Honesty – and service – are Irwan’s passionate watchwords. He realized this decades ago, after his first foray in watches, as wholesaler and servicer, working with his cousin and three others out of a 50-square- meter office in Menteng, Central Jakarta.
“I started the business because I was badly serviced by a watch dealer,” Irwan says. “They were selling one of the best products at that time, but without [good] service. If they could have made me happy, I would have been a customer.”
To illustrate the lesson, Irwan tells another story – about a woman who returned a just-purchased luxury handbag due to loose threads. The salesperson was so attentive that the annoyed customer wound up buying a second bag, for US$4,000, while the first was repaired.
“The power of service supersedes everything else,” he says. “That is the biggest power in the business. If you can’t service your customer, that’s it. It doesn’t matter what brand or what you do.”
It’s this service ethic, as much as his trend-setting tastes, that propelled Irwan to the BoF500, a list of global fashion influencers published by the Business of Fashion, a leading industry website.
The approach works. Currently, major international brands approach Time International when planning to enter the Indonesian market. Cartier, for example, asked who was doing such a good job distributing Gucci and TAG Heuer locally, which led the luxury brand to Irwan.
Irwan is happy to talk about how much he loves looking at sales numbers at the start of each day or about trends at industry events like Baselworld.

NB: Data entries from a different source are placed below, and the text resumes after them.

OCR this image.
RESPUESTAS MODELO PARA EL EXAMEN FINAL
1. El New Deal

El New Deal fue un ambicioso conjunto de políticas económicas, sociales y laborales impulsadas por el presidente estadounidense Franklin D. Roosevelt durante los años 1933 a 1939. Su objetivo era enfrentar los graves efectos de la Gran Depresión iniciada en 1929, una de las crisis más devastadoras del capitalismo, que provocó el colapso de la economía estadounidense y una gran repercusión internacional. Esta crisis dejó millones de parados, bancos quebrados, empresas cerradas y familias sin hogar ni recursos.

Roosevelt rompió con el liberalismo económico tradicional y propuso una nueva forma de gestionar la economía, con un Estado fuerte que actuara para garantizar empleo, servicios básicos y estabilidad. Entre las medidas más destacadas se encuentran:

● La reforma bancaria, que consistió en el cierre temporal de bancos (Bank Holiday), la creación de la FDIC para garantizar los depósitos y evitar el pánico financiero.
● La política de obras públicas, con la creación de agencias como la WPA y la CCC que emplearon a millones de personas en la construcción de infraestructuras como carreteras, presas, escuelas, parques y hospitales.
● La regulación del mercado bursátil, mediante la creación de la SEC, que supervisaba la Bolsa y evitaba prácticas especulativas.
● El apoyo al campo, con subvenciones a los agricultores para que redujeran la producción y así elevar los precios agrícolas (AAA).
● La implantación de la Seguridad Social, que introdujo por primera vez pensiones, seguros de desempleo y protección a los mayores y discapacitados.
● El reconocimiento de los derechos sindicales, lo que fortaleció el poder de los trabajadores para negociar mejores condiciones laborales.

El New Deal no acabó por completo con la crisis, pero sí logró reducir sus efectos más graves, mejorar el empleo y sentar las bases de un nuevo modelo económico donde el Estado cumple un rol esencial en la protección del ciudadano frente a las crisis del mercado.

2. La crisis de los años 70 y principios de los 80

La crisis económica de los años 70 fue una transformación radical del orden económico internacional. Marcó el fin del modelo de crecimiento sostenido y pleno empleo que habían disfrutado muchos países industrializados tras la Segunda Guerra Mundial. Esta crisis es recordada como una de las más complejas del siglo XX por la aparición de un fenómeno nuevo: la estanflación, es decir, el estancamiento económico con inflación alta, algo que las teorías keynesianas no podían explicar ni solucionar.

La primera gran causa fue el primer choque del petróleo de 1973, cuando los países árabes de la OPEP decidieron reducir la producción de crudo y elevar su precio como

However, he’s most happy discussing how he learns about the things that customers will really like, whether it’s watch dials made with new, high-tech finishes, extended warranties or realistic prices. “Happily,” Irwan says, “it’s not about selling, but about satisfaction.”
The pursuit of happiness is at the core of Irwan’s courting of the next generation. While conventional wisdom holds that millennials typically choose experiences over consumption, the real question, he says, is how does a brand insert itself into a young affluent traveler’s happy moments while on vacation. “They travel, and you need to be with them there at the destination. The brand needs to be there [but] it’s canoeing along with the stream, rather than navigating a new course.
Meanwhile, Time International is honing its online approach, although the real challenge is in changing mind-sets, according to Irwan. “The tech has been done. E-commerce has been done.” He’s more interested in adapting to the changed landscape coming over the next five years. More than 85 percent of Time International’s 1,400-or-so employees are millennials, he adds–a decision that keeps the firm focused on younger people.
Surprisingly, as the man who sets the tone for international luxury and fashion in Indonesia, Irwan doesn’t have a favorite shopping city. “Food is my No. 1 priority,” he says, animatedly leaping into descriptions of a “killer” meal of bubur ayam (chicken rice porridge) and rendang (stewed beef) he had in Zurich or about squeezing in visits to Tokyo’s Tsukiji fish market.
Irwan does, however, visit malls when traveling. “I love to understand what people do–especially when the store is empty,” he says. “This is where you lose your money. If I’m serving you, I’m doing my job. If I’m alone in my shop, what do I do? Do I call customers? Do I learn the product?”
On upcoming plans, Irwan says that Time International is mulling a move into the secondary market, so people can buy and sell watches from an honest broker as their tastes and pocketbooks improve.
As customers upgrade their diamonds an average of five to seven times in their lives, so can watch owners upsize their timepieces. “All this is about being honest,” Irwan says: offering the best products at the best price, along with service and respect.